Tsukamoto T, Shibagaki Y, Imajoh-Ohmi S, Murakoshi T, Suzuki M, Nakamura A, Gotoh H, Mizumoto K
Department of Biochemistry, School of Pharmaceutical Sciences, Kitasato University, Tokyo, Japan.
Biochem Biophys Res Commun. 1997 Oct 9;239(1):116-22. doi: 10.1006/bbrc.1997.7439.

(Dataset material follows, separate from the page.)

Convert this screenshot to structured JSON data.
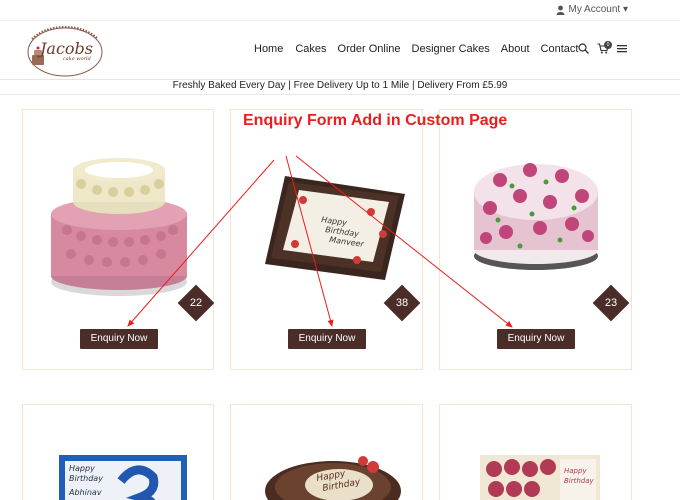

The yeast Saccharomyces cerevisiae mRNA capping enzyme is composed of two subunits of alpha (52 kDa, mRNA guanylyltransferase) and beta (80 kDa, RNA 5'-triphosphatase). We have isolated the alpha subunit gene (CEG1) by immunological screening. In this report, with the aid of partial amino acid sequences of purified yeast capping enzyme, we isolated the gene, designated CET1, encoding the S. cerevisiae capping enzyme beta subunit. Amino acid sequence analysis revealed that the gene encodes for 549 amino acids with a calculated M(r) of 61,800 which is unexpectedly smaller than the size estimated by SDS-PAGE. Gene disruption experiment showed that CET1 is essential for yeast cell growth. The purified recombinant CET1 gene product, Cet1, exhibited an RNA 5'-triphosphatase activity which specifically removed the gamma-phosphate from the triphosphate-terminated RNA substrate, but not from nucleoside triphosphates, confirming the identity of the gene. Interaction between the Cet1 and the Ceg1 was also studied by the West-Western procedure using recombinant Ceg1-[32P]GMP as probe.
酵母酿酒酵母的mRNA加帽酶由α(52 kDa,mRNA鸟苷酸转移酶)和β(80 kDa,RNA 5'-三磷酸酶)两个亚基组成。我们通过免疫筛选分离出了α亚基基因(CEG1)。在本报告中,借助纯化的酵母加帽酶的部分氨基酸序列,我们分离出了编码酿酒酵母加帽酶β亚基的基因,命名为CET1。氨基酸序列分析表明,该基因编码549个氨基酸,计算所得的分子量(M(r))为61,800,这比SDS-PAGE估计的大小意外地小。基因破坏实验表明,CET1对酵母细胞生长至关重要。纯化的重组CET1基因产物Cet1表现出RNA 5'-三磷酸酶活性,该活性可特异性地从三磷酸末端的RNA底物上去除γ-磷酸,但不能从核苷三磷酸上去除,从而证实了该基因的身份。还使用重组Ceg1-[32P]GMP作为探针,通过West-Western方法研究了Cet1与Ceg1之间的相互作用。